Thousands displaced by Boko Haram flood Nigeria city
Thousands of people fleeing the latest Boko Haram violence have poured into the embattled Nigerian city of Maiduguri, putting pressure on camps for the displaced as rescue workers try to cope with the influx.
Maiduguri: Thousands of people fleeing the latest Boko Haram violence have poured into the embattled Nigerian city of Maiduguri, putting pressure on camps for the displaced as rescue workers try to cope with the influx.
A group of 5,000 people, most of them women and children, reached the Borno state capital on Monday after escaping the Islamists` weekend takeover of the nearby town of Monguno, officials said.
"We trekked throughout Sunday through the bushes and did not relent, even at night," said Karimu Usman, a Monguno community leader, who told reporters he led a group of 300 others on the overnight march.
Many of those who fled only arrived after escaping a massive Boko Haram attack on the town of Baga earlier this month, which reportedly killed hundreds of people, destroyed thousands of homes and prompted global outrage.
Boko Haram has taken over much of northeast Nigeria and the insurgents seem capable of attacking large population centres at will.
Election officials have admitted that it will be impossible to organise polling across much of the northeast for the country`s February 14 vote. The United Nations has said there are more than one million internally displaced people (IDPs) in the region, and hundreds of thousands of them have sought sanctuary in Maiduguri, swelling a population estimated last year at over two million.
Faisal Gaal, project coordinator in Borno for the medical charity Doctors Without Borders (MSF), said the IDP population in Maiduguri is reaching unsustainable levels and straining resources.
There were 7,000 cases of cholera recorded in the city between September and December, half of them in IDP camps, and sanitation remained dire, according to MSF.
Gaal said keeping track of those displaced has been a challenge because of the relentless attacks, which has forced people to run from town to town in search of refuge.
One elderly man ran from Baga, in the far north of Borno, and wandered confused and alone in the bush for 17 days before local hunters guided him to Monguno, 137 kilometres (85 miles) by road from Maiduguri.
Gaal said he met the man in Monguno on Friday and had planned to visit him again this week "but unfortunately Monguno was taken" by Boko Haram on Sunday.
"We don`t know where he is now," Gaal told AFP.
The MSF official said mothers on the run were afraid their sons would be conscripted to join the vigilante groups who are helping the military fight Boko Haram.
One woman in Monguno "was dressing her son as a girl to keep him from being drafted", Gaal said.
While some mothers are taking measures to protect their sons, a growing concern is the number of children arriving in camps without parents, said Abubakr Bashir Bakri, MSF`s head of mission in Nigeria.
"There are many of them... We are concerned about (their) psychological state," he added.
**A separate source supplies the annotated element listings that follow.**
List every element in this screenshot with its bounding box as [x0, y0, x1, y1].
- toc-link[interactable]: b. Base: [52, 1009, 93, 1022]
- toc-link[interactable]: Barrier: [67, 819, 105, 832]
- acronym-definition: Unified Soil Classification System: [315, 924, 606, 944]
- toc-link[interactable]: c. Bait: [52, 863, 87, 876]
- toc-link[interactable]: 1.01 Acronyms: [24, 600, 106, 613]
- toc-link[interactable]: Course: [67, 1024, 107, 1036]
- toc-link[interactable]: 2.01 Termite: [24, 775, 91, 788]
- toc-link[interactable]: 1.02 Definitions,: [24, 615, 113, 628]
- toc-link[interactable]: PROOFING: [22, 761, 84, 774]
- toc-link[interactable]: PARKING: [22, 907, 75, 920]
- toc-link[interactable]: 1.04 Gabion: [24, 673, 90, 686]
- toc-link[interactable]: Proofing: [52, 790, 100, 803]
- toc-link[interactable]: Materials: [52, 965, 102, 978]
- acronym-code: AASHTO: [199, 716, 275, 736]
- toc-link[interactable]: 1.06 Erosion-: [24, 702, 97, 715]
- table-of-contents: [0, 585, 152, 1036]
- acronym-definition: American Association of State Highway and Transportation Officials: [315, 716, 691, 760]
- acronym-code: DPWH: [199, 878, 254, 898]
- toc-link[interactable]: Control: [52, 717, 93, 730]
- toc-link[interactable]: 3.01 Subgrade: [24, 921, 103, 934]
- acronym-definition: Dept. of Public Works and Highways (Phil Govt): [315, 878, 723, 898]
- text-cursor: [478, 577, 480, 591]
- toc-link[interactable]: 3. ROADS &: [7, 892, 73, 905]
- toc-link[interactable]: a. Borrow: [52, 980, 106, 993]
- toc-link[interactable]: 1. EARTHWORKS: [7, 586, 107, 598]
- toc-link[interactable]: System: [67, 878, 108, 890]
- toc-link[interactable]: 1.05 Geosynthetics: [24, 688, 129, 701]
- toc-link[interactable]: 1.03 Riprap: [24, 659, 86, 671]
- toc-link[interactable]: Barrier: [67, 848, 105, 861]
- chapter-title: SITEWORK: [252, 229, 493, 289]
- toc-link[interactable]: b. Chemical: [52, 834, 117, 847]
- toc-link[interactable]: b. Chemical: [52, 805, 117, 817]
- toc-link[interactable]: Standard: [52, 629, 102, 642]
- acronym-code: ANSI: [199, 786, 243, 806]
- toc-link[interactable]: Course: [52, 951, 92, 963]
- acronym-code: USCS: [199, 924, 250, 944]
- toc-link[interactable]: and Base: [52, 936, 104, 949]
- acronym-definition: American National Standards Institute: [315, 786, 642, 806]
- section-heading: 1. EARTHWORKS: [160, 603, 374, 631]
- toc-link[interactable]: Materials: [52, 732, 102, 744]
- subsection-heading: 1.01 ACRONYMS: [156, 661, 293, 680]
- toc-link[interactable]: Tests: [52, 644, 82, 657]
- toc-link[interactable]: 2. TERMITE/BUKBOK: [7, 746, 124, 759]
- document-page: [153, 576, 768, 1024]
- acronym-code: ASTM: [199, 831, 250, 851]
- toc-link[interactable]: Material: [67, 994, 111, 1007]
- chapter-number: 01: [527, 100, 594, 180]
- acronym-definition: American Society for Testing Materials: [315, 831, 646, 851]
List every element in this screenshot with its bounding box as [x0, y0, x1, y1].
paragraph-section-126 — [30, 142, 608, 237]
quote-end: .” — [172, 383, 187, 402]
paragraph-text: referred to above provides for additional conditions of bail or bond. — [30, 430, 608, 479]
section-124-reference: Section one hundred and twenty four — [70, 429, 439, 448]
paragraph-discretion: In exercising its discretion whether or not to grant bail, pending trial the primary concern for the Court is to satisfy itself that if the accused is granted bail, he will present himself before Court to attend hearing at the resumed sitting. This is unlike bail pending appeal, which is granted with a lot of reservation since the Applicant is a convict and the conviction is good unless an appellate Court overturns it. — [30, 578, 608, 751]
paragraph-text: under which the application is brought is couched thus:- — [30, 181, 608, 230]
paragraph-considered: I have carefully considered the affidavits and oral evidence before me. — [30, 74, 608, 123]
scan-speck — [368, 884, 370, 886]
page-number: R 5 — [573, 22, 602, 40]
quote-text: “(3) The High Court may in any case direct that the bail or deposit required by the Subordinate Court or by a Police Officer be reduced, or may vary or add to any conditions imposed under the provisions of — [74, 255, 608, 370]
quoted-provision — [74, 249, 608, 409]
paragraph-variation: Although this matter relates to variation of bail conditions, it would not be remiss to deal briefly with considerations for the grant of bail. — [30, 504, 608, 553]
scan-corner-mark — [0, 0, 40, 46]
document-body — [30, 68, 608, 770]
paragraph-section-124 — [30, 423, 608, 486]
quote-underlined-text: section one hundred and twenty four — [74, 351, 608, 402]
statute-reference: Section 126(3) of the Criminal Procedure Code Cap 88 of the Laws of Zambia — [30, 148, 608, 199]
One woman who escaped, Saudatu Isufu, said Monguno was gripped by "a humanitarian crisis" but the town was currently inaccessible to aid groups following the Boko Haram takeover.
"People trapped there need to be rescued," she told reporters in Maiduguri.
Those who escaped needed to pass a security check before being allowed to enter Maiduguri, with the military worried that insurgents would try to infiltrate the state capital by blending in among the IDPs.
Abdulkadir Ibrahim, of Nigeria`s National Emergency Management Agency (NEMA), described the group that reached Maiduguri as "disturbed and hungry" and said rescue workers were trying to stabilise them.
Lack of relief staff on the ground has been a chronic problem in the northeast. MSF and other organisations have said they would like to reinforce their presence, especially in Maiduguri.
"The increasing number of people puts pressure on us (and) requires a lot of resources," Bakri said.
But with violence escalating and attacks impossible to predict, sending large teams to Borno was likely to be unrealistic in the short-term, he added.